Several swamp gators compete for a marshmallow. Note: the brown &

green is vegetation reflecting off the water, not muck in the water.


18) Cafe Du Monde’s beignets, French doughnuts, aka fritters, are popular in the French Quarter of NOLA. Janet and I opted to stand in the take-away line for almost an hour to purchase an order, as the sit-down line appeared longer. I’m sure both lines had formed hours before our arrival, with customers placing and consuming their orders all the while. And when Janet and I left, the lines had grown longer still.


Queue for Cafe Du Monde beignets when Janet and I arrived on the scene.


19) Janet and I found the World War Two Museum in NOLA interesting, as we spent nearly a whole day there. I liked the museum's display of US WWII planes.


Surely, that Avenger wasn't dropping a live bomb.

Probably not. Well, maybe not.

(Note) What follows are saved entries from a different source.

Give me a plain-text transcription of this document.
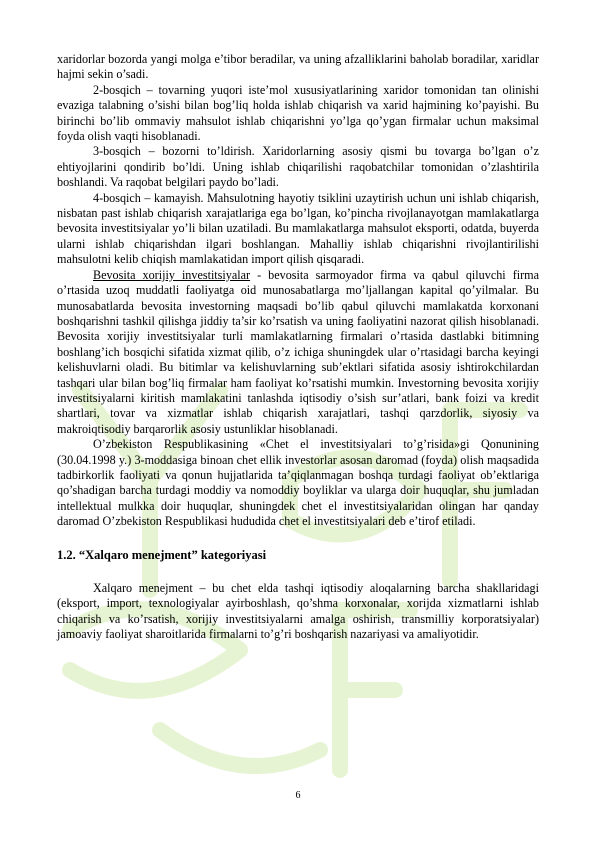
xaridorlar bozorda yangi molga e’tibor beradilar, va uning afzalliklarini baholab boradilar, xaridlar hajmi sekin o’sadi.

2-bosqich – tovarning yuqori iste’mol xususiyatlarining xaridor tomonidan tan olinishi evaziga talabning o’sishi bilan bog’liq holda ishlab chiqarish va xarid hajmining ko’payishi. Bu birinchi bo’lib ommaviy mahsulot ishlab chiqarishni yo’lga qo’ygan firmalar uchun maksimal foyda olish vaqti hisoblanadi.

3-bosqich – bozorni to’ldirish. Xaridorlarning asosiy qismi bu tovarga bo’lgan o’z ehtiyojlarini qondirib bo’ldi. Uning ishlab chiqarilishi raqobatchilar tomonidan o’zlashtirila boshlandi. Va raqobat belgilari paydo bo’ladi.

4-bosqich – kamayish. Mahsulotning hayotiy tsiklini uzaytirish uchun uni ishlab chiqarish, nisbatan past ishlab chiqarish xarajatlariga ega bo’lgan, ko’pincha rivojlanayotgan mamlakatlarga bevosita investitsiyalar yo’li bilan uzatiladi. Bu mamlakatlarga mahsulot eksporti, odatda, buyerda ularni ishlab chiqarishdan ilgari boshlangan. Mahalliy ishlab chiqarishni rivojlantirilishi mahsulotni kelib chiqish mamlakatidan import qilish qisqaradi.

Bevosita xorijiy investitsiyalar - bevosita sarmoyador firma va qabul qiluvchi firma o’rtasida uzoq muddatli faoliyatga oid munosabatlarga mo’ljallangan kapital qo’yilmalar. Bu munosabatlarda bevosita investorning maqsadi bo’lib qabul qiluvchi mamlakatda korxonani boshqarishni tashkil qilishga jiddiy ta’sir ko’rsatish va uning faoliyatini nazorat qilish hisoblanadi. Bevosita xorijiy investitsiyalar turli mamlakatlarning firmalari o’rtasida dastlabki bitimning boshlang’ich bosqichi sifatida xizmat qilib, o’z ichiga shuningdek ular o’rtasidagi barcha keyingi kelishuvlarni oladi. Bu bitimlar va kelishuvlarning sub’ektlari sifatida asosiy ishtirokchilardan tashqari ular bilan bog’liq firmalar ham faoliyat ko’rsatishi mumkin. Investorning bevosita xorijiy investitsiyalarni kiritish mamlakatini tanlashda iqtisodiy o’sish sur’atlari, bank foizi va kredit shartlari, tovar va xizmatlar ishlab chiqarish xarajatlari, tashqi qarzdorlik, siyosiy va makroiqtisodiy barqarorlik asosiy ustunliklar hisoblanadi.

O’zbekiston Respublikasining «Chet el investitsiyalari to’g’risida»gi Qonunining (30.04.1998 y.) 3-moddasiga binoan chet ellik investorlar asosan daromad (foyda) olish maqsadida tadbirkorlik faoliyati va qonun hujjatlarida ta’qiqlanmagan boshqa turdagi faoliyat ob’ektlariga qo’shadigan barcha turdagi moddiy va nomoddiy boyliklar va ularga doir huquqlar, shu jumladan intellektual mulkka doir huquqlar, shuningdek chet el investitsiyalaridan olingan har qanday daromad O’zbekiston Respublikasi hududida chet el investitsiyalari deb e’tirof etiladi.

1.2. “Xalqaro menejment” kategoriyasi

Xalqaro menejment – bu chet elda tashqi iqtisodiy aloqalarning barcha shakllaridagi (eksport, import, texnologiyalar ayirboshlash, qo’shma korxonalar, xorijda xizmatlarni ishlab chiqarish va ko’rsatish, xorijiy investitsiyalarni amalga oshirish, transmilliy korporatsiyalar) jamoaviy faoliyat sharoitlarida firmalarni to’g’ri boshqarish nazariyasi va amaliyotidir.

6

I hoped not, anyway.


20) I'd expect to be hanged and quartered, if I didn’t mention Southern and Cajun cuisine, other than that above. Both Janet and I enjoy Cajun food, though only lightly spiced. However, Janet shies away from deep-fried breaded items, particularly catfish. Her catfish aversion has something to do with owning a pet catfish years ago, but that didn't deter me, at least on one occasion.


Prepared to chow down on fried alligator, crab cake and raw oysters, Connard photo

bombs Janet's foodie picture at the Coterie Restaurant & Oyster Bar, NOLA.

Note: Gator tastes like a cross between chicken and ground beef to me.